Interest rates ‘higher than needed’
Julian Jessop, economics fellow at the Institute of Economic Affairs, said: “Today’s better than expected inflation data adds to the growing evidence that UK interest rates are far higher than they need to be. The cooling in the labour market should also ease fears about services inflation.”
He admitted that the September numbers were “flattered by swings in transport costs”, while the rise in domestic energy bills means that inflation will “jump above the 2 percent target again in October”.
“Nonetheless, inflation is set to be lower than the BoE had been forecasting,” he said. “The gradual pass through of previous interest rate rises and the rapid slowdown in the growth of the money supply mean that the risks will remain on the downside.
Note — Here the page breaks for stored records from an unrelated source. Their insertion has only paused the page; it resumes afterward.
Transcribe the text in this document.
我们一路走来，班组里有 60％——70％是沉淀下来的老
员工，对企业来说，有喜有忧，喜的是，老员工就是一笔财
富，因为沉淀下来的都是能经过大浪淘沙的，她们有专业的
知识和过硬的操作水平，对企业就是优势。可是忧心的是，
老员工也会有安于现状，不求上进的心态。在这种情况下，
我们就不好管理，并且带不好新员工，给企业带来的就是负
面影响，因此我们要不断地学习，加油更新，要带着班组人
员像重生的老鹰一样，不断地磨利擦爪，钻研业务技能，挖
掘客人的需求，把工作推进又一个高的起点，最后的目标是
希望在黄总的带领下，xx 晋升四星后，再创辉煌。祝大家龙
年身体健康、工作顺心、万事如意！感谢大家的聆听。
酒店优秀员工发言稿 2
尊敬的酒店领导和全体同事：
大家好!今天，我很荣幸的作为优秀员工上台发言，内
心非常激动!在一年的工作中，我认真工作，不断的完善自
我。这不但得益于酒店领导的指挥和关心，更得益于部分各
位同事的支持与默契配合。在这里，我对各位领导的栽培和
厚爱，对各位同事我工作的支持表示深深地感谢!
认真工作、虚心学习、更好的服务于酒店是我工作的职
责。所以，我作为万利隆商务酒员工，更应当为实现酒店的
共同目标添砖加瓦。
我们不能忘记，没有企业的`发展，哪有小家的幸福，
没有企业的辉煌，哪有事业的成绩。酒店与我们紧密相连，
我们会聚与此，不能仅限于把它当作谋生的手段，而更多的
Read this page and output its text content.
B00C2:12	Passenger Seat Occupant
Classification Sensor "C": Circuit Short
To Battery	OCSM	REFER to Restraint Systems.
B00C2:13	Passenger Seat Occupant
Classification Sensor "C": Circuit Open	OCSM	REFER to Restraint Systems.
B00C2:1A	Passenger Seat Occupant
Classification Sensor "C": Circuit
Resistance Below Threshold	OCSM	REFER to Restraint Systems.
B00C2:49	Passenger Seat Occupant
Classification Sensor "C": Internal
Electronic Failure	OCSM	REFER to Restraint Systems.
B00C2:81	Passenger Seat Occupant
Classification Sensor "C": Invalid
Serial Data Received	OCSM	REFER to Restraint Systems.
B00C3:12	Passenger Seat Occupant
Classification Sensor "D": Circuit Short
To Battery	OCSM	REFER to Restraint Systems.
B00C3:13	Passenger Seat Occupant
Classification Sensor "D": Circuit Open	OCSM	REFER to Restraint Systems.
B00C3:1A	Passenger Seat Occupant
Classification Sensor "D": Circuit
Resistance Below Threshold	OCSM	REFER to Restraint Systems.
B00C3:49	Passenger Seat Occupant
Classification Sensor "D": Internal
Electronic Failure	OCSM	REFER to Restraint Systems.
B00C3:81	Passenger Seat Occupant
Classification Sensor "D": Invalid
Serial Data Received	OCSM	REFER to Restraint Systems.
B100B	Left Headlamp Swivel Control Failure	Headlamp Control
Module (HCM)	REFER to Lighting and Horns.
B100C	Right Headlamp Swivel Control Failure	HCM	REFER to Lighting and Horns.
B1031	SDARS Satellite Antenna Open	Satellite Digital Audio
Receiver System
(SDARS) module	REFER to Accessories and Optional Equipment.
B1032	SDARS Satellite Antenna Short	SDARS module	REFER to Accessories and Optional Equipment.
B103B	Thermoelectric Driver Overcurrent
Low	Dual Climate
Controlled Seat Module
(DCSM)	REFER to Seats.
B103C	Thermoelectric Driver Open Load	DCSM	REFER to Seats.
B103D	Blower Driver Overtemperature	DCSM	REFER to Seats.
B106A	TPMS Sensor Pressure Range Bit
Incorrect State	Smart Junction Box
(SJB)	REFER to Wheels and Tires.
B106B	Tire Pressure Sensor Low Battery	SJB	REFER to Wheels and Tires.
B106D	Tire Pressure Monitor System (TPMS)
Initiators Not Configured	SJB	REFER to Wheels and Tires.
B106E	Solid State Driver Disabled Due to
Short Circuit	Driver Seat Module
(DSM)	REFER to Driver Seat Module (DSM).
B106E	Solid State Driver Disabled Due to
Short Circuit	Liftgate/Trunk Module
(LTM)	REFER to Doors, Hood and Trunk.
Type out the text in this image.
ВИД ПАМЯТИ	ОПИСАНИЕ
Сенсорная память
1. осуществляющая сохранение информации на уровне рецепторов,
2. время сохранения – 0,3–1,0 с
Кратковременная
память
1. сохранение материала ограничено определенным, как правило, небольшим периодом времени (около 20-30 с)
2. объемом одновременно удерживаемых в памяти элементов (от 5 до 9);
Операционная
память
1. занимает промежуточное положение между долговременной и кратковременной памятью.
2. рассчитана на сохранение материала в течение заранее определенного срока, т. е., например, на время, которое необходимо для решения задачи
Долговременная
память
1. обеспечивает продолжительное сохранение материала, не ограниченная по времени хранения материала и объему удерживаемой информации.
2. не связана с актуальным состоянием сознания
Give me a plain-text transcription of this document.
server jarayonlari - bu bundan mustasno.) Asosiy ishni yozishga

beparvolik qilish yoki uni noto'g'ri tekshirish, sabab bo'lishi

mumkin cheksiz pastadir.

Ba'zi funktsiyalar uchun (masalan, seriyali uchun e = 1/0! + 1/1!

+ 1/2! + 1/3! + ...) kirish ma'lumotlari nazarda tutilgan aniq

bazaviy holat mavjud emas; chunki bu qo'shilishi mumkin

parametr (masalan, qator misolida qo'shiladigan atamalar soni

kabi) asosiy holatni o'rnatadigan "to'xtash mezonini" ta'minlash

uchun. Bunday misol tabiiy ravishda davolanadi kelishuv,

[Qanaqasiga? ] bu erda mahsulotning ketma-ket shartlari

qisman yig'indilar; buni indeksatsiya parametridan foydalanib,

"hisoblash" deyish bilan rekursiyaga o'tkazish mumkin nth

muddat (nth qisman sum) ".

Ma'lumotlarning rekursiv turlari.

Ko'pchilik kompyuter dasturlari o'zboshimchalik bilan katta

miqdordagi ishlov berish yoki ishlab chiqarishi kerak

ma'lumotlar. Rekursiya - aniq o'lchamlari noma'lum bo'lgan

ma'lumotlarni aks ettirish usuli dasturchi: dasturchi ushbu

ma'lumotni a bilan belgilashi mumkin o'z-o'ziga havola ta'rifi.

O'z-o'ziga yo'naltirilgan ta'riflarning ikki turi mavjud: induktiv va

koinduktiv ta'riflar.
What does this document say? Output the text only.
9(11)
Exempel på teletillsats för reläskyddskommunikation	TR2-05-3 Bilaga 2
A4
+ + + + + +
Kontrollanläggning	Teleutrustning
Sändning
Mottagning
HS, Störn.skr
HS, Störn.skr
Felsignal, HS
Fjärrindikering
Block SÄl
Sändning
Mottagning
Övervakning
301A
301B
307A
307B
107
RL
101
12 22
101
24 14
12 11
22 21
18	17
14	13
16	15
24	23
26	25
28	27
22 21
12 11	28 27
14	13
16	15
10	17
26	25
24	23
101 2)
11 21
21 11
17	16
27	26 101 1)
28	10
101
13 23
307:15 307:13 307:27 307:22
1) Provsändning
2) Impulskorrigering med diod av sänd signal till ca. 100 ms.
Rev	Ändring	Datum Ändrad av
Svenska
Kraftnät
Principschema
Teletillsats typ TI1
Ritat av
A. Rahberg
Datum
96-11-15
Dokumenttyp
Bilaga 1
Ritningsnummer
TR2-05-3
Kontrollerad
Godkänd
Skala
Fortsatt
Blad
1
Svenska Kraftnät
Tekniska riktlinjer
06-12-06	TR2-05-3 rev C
“The BoE should therefore reduce rates by at least a quarter point at the November Monetary Policy Committee (MPC) meeting. Indeed, a large package of tax rises in the October Budget could tip the balance towards a half point cut.”
Household cheer
CBI principal economist Martin Sartorius said that inflation below the BoE’s target “will come as good news to households”.
He said that while headline inflation is still set to tick up in the latter part of this year, this latest data will reassure members of the MPC that price pressures are easing.
“Below-target inflation in September makes it increasingly likely that the MPC will choose to cut rates in November. However, some members of the MPC will remain wary of the upside risk that sticky services inflation poses to the outlook. Therefore, we still expect to see a gradual path for interest rate cuts in the near term.”
Revised earnings
David Brooks, head of policy at consultancy Broadstone, said the fall in inflation means that the revised earnings growth figure of 4.1 percent, released by ONS yesterday, is likely to trigger around a £473 a year inflation-busting boost to the state pension from April 2025.
“Given the loss of winter fuel payments for those not claiming in pension credit, this will be a welcome financial boost for many pensioners,” he said. “It must be noted that not everyone will benefit from the full £473 a year rise, as that will only be the increase for those claiming the full amount of new state pension.”
DB income boost
Brooks said that many people with defined benefit (DB) pensions will also see their annual income uprated in line with inflation, which will deliver another boost to their regular income.
“The slowdown in inflation compared to the past couple of years is also positive for those whose DB pensions are not index-linked but are instead fixed or capped, typically at 2.5 percent or 5 percent, and is likely to take some of the heat out of vociferous calls for discretionary increases that we have seen over the past couple of years.”
The latest ONS figures were deemed further evidence that inflation continues to move away from a prolonged period of high inflation, according to British Chambers of Commerce head of research David Bharier.
“Coupled with an easing to average earnings growth, businesses will be looking forward to a clearer path for further interest rate cuts,” he said.
Business concerns ease
Bharier continued: “Our research has shown that a steadily declining number of businesses are concerned about inflation. In our recent Quarterly Economic Survey, 46 percent of businesses cited inflation as concern, down from the all-time high of 84 percent seen in 2022. Taxation has instead emerged as the top issue of concern.
“However, major uncertainties remain. With escalations in the Middle East conflict, oil and energy prices are likely to be impacted. Our latest forecast expects inflation to tick higher towards the end of the year at 2.6 percent. Core inflation also remains quite stubborn and owner occupiers’ housing costs continue to rise.
“This month’s budget is a critical juncture. Businesses will need to see action on implementing an effective industrial strategy, solving the investment puzzle and supporting global trade, particularly with the EU.”